There is one thing I shall always remember. It was that we always got a little box of cereal every morning. You could cut the box open, peel back the tin foil and it formed a bowl that would hold milk. It was sort of neat, but that was not the problem. Every morning we had a ritual. You shook up your box, cut open the package and sat the box back on the table. Then all these small bugs came running out. There were hundreds of them in these cereal packages. Little tiny bugs went running everywhere on the table. This was somewhat funny to us at first, but after a while, it was not funny anymore. Of course, we complained, but Mrs. Winters, the head matron would tell us, “Shut your damn mouths and be thankful that we had cereal at all.”

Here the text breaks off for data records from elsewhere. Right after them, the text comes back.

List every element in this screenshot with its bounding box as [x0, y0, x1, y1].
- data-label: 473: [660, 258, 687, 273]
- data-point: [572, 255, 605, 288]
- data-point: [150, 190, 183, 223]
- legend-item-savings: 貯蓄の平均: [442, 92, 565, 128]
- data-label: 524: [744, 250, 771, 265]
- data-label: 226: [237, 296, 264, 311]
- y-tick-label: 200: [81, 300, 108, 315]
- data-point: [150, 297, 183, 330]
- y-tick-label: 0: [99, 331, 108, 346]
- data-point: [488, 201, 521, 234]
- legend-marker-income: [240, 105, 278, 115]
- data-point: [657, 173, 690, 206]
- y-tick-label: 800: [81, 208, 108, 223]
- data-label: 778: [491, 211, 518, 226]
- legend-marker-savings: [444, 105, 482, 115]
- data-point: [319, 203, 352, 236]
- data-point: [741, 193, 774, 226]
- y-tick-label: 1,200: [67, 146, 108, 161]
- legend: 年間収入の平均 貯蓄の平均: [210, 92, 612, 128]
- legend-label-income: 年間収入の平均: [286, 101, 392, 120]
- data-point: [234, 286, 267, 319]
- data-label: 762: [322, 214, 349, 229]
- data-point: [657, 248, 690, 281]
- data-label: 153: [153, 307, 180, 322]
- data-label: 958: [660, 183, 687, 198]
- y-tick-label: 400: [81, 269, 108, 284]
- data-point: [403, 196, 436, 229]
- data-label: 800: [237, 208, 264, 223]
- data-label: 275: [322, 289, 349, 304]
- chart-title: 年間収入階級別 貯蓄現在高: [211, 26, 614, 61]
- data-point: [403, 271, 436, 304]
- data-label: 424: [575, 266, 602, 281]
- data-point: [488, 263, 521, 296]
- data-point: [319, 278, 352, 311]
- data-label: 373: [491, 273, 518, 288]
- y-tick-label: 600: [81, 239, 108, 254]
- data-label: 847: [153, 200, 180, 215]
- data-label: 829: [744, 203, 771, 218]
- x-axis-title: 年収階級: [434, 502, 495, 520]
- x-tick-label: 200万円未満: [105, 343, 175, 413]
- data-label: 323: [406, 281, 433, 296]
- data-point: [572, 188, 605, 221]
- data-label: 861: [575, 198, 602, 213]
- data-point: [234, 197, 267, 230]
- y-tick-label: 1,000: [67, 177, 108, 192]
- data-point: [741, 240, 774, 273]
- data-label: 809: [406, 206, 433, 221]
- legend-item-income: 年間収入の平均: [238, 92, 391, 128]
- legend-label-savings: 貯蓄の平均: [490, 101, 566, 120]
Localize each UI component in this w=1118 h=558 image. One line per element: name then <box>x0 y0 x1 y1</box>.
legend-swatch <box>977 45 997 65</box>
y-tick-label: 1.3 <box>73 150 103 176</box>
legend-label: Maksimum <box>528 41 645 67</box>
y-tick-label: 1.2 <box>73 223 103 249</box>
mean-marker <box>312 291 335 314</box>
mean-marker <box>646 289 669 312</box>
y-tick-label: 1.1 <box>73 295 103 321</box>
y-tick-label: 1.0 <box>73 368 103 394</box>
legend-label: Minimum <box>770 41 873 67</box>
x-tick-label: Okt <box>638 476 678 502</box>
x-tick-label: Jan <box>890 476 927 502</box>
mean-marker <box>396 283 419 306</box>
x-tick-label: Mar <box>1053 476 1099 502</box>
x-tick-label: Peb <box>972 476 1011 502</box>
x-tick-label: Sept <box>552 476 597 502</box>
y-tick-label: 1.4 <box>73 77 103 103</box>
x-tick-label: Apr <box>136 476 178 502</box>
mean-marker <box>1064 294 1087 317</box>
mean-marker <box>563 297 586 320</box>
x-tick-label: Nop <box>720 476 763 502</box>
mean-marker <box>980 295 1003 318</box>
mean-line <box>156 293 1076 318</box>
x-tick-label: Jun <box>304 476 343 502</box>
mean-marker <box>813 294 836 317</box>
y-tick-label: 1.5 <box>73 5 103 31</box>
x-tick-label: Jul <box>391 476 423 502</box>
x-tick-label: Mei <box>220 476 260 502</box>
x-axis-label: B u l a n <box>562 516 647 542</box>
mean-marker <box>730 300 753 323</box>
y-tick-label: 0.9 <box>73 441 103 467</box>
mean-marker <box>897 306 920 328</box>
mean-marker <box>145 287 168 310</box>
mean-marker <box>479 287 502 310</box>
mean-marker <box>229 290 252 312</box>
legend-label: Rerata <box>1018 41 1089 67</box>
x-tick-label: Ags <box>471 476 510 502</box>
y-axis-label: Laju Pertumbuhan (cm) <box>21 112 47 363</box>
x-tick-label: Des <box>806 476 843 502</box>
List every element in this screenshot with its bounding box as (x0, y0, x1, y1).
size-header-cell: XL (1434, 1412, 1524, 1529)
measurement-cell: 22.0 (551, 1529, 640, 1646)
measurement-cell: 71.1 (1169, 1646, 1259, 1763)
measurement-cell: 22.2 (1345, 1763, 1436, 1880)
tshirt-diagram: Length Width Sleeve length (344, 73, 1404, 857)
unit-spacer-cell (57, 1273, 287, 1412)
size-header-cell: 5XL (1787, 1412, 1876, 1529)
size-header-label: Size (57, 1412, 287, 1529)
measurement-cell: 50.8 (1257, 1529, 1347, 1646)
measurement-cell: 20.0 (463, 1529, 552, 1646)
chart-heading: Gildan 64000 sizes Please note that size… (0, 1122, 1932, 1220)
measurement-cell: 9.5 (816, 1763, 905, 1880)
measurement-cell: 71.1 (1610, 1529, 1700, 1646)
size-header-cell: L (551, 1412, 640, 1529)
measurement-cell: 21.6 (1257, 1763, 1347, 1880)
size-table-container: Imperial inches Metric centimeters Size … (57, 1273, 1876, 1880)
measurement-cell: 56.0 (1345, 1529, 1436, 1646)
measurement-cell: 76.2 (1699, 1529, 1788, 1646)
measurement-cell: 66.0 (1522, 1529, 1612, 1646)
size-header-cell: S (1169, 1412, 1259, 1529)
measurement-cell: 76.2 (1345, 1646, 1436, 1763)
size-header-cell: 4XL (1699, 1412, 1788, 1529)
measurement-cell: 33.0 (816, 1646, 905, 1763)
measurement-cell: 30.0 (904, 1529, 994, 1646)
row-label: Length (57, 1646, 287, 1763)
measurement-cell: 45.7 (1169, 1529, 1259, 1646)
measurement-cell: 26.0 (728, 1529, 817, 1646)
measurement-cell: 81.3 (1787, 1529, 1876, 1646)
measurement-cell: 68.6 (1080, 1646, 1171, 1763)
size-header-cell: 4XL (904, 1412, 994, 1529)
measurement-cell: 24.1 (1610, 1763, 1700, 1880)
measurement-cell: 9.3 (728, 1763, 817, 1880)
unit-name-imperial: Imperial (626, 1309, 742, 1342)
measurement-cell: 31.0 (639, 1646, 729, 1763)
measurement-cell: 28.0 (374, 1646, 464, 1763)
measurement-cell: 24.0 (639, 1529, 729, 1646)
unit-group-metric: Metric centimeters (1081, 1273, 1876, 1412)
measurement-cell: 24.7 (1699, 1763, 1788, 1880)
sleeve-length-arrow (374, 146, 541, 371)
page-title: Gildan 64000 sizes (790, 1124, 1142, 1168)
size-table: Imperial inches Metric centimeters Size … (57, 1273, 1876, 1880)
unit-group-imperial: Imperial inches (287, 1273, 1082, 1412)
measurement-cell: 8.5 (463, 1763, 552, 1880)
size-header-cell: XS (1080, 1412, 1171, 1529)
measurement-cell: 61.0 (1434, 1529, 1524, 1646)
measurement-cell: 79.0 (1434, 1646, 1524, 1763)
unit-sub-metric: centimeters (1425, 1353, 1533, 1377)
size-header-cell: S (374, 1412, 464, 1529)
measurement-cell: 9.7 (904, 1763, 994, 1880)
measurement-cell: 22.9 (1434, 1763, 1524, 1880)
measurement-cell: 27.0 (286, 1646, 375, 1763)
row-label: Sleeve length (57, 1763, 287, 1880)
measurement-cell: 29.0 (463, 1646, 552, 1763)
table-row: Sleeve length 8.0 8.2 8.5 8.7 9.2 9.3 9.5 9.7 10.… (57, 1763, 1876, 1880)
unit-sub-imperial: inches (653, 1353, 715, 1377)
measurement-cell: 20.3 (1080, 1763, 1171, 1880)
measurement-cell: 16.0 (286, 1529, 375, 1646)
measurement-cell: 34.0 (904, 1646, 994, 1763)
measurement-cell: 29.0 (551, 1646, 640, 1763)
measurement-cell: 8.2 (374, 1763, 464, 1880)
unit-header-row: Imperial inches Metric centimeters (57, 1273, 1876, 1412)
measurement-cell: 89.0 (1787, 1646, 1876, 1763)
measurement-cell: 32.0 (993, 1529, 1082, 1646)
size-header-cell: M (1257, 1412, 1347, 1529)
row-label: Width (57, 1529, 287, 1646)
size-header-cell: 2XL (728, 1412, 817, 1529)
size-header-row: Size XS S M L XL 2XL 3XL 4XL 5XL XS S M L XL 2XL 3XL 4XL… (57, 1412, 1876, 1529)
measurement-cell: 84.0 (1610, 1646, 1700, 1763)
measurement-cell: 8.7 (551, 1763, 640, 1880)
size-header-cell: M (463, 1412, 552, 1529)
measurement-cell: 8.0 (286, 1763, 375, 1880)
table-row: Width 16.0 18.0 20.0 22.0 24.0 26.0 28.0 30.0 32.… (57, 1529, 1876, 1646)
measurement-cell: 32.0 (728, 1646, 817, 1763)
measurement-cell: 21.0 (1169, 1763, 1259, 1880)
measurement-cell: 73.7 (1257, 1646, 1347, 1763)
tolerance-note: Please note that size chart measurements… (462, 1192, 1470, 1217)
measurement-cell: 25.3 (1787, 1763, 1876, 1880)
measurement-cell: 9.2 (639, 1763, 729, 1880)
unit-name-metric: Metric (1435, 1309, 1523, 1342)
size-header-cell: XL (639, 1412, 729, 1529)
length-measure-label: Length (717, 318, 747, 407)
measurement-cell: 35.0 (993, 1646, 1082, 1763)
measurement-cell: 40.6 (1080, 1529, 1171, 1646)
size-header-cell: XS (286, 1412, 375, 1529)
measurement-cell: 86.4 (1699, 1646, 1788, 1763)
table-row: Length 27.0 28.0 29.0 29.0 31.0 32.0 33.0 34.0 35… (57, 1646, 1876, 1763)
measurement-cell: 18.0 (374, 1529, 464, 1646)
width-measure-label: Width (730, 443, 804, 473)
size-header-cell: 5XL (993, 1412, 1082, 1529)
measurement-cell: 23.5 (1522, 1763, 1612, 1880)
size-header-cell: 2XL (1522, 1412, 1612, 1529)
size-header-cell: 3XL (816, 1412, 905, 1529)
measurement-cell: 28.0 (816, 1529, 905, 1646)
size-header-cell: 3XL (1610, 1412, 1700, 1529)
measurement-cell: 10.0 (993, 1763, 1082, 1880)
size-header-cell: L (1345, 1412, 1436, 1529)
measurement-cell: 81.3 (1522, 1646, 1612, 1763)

Being the little bastard that I was, I decided to investigate the situation. You know how little criminals are!

Several weeks later, I found out the cereal came from the United States Navy. This bug-ridden treat had been out at sea for many, many years. They needed to get rid of it, so we were the lucky recipients. Of course, I started spreading a rumor around the orphanage. I told everyone that the little bug creatures were actually crabs taken off the sailors. This did not sit well with Mrs. Winters, not to mention the black cook, Charity.

Well, at least we got pancakes for the next few weeks, until the kids finally settled back down. I should have realized right then, that I should grow up and become a lawyer.